Rosenbaum’s interest in cars started early; he began making car sounds and saying car names at 9-months-old. He waited until his 16th birthday to get his license, but got his first speeding ticket at noon on the same day.
“At one point, I had 13 speeding tickets in a 37-month period,” Rosenbaum said. “I lost my license. I still drove.”
After holding a series of odd jobs including amateur gold mining, Rosenbaum eventually founded an auto parts company, Spectre Performance, that is now a multimillion-dollar business selling parts to auto enthusiasts.
Rosenbaum began his racing career at the Virginia City Hillclimb in Nevada, a two-lane mountain road where he set the all-time record in 2002 in a Ferrari F-40. He then set his sights on a land speed record, but after realizing he couldn’t do it in the F-40, he decided to build a new car. He ended up using a modified “streamliner,” a 39-foot long vehicle just wide enough to fit the driver, with a 1970 Cadillac big-block engine bought from a junkyard for $100.
“Air behaves differently at supersonic versus subsonic speed,” he said. “Most people think they need to build their car like a jet-fighter, but we decided to stick with the traditional Boeing model — more like a raindrop.”
Rosenbaum also spoke about what it was like to drive at over 400 mph and said that at that speed the conscious brain can’t function.
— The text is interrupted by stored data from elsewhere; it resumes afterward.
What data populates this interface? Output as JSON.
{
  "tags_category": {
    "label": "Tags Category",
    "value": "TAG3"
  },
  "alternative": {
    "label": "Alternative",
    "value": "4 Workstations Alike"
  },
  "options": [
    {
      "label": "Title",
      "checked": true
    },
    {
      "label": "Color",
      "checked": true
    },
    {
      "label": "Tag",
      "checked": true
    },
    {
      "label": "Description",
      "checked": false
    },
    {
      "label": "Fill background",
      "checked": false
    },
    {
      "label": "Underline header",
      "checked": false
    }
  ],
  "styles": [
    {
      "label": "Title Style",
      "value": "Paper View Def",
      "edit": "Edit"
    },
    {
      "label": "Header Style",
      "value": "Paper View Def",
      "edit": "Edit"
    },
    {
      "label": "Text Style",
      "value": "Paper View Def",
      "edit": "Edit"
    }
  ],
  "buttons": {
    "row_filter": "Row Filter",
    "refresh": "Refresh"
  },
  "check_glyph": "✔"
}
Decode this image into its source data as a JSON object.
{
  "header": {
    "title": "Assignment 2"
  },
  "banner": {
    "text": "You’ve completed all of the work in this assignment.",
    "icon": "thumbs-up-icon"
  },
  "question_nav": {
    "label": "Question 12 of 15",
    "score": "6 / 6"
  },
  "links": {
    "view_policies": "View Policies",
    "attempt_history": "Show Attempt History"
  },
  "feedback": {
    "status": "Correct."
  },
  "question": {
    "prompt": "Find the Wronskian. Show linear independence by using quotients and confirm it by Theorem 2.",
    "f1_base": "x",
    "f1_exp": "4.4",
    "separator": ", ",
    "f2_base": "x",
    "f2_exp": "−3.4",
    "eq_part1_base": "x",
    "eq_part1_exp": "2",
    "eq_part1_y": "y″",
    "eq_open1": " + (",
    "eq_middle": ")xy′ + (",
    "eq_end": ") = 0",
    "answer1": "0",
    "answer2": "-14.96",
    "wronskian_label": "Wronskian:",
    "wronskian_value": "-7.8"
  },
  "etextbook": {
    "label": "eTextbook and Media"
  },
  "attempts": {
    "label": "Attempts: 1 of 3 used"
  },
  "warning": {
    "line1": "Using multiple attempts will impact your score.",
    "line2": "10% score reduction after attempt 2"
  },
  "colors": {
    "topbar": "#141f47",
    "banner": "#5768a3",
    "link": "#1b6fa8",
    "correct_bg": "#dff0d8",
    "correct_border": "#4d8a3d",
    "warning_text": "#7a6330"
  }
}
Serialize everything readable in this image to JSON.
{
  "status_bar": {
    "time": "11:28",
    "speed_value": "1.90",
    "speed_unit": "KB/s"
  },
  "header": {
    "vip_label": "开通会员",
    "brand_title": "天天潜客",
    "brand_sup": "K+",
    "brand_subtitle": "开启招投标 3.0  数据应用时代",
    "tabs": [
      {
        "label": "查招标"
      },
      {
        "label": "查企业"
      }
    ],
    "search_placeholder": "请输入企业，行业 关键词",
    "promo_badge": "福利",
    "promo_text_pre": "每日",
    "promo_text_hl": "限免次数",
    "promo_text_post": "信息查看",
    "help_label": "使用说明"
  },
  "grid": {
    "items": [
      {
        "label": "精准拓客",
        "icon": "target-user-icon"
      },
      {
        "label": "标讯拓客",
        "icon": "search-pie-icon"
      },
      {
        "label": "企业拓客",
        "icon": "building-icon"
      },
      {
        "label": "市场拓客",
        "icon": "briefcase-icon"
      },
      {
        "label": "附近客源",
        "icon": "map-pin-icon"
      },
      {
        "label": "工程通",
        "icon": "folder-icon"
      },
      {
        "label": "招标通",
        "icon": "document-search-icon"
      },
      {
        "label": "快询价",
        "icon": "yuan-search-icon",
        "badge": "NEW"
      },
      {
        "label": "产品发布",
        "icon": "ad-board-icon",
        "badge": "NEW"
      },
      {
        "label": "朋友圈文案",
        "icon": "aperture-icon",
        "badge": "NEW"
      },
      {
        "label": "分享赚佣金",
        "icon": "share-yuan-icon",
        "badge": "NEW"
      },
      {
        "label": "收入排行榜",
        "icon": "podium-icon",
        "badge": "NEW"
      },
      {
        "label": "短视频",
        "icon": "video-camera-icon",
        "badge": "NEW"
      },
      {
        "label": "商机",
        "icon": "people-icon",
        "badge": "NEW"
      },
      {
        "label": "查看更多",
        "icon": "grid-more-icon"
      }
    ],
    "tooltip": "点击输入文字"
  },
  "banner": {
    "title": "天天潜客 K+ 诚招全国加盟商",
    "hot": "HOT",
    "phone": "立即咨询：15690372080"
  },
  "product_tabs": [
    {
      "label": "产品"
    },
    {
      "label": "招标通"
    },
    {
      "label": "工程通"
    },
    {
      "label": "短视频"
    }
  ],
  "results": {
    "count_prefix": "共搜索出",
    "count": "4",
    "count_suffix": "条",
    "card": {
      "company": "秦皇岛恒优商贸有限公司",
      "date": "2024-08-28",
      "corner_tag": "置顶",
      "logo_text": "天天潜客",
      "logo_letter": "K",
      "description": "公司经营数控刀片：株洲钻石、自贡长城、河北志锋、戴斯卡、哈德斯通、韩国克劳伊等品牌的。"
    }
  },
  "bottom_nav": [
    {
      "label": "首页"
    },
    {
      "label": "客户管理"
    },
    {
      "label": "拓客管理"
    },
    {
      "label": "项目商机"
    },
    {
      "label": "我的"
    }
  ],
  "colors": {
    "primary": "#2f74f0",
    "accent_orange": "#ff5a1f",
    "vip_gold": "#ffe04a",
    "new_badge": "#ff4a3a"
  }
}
Rosenbaum ended up having to rely on a series of LED lights to tell him when to shift gears.
“Some of the older guys told me that I wouldn’t be able to count to four that fast,” he said. “I didn’t believe them, but it’s true; at that speed you can’t count.”
Rosenbaum said that the conscious brain takes in three degrees of the 180 degrees in a normal human field of vision while the subconscious brain handles the rest. He used the example of being able to glance at a text while driving on the highway and not losing control of the vehicle, or how time can sometimes seem to pass more slowly when humans sleep. He said that people should be aware of the power of the subconscious brain and utilize it in their daily lives.
“The job of the conscious brain is to tell the subconscious brain what to do,” he said. “All athletes and other high-performing individuals work this way.”
Students responded to the event enthusiastically and found the anecdotes Rosenbaum shared engaging and informative.
“It’s almost indicative of a different era, how he grew up versus how we grew up,” said John Hu, a junior majoring in economics. “I wonder if we can even do the things that he did.”
Aaron Bajor, president and founder of the USC Auto Club, said it was an honor to host a speaker such as Rosenbaum and said he hoped it would increase awareness about the club, which has grown to almost 200 members.
“USC is a great school, but there aren’t a lot of opportunities for people interested in the automotive field,” said Tyler Makin, a senior majoring in business administration. “It’s great to see those horizons expanding.”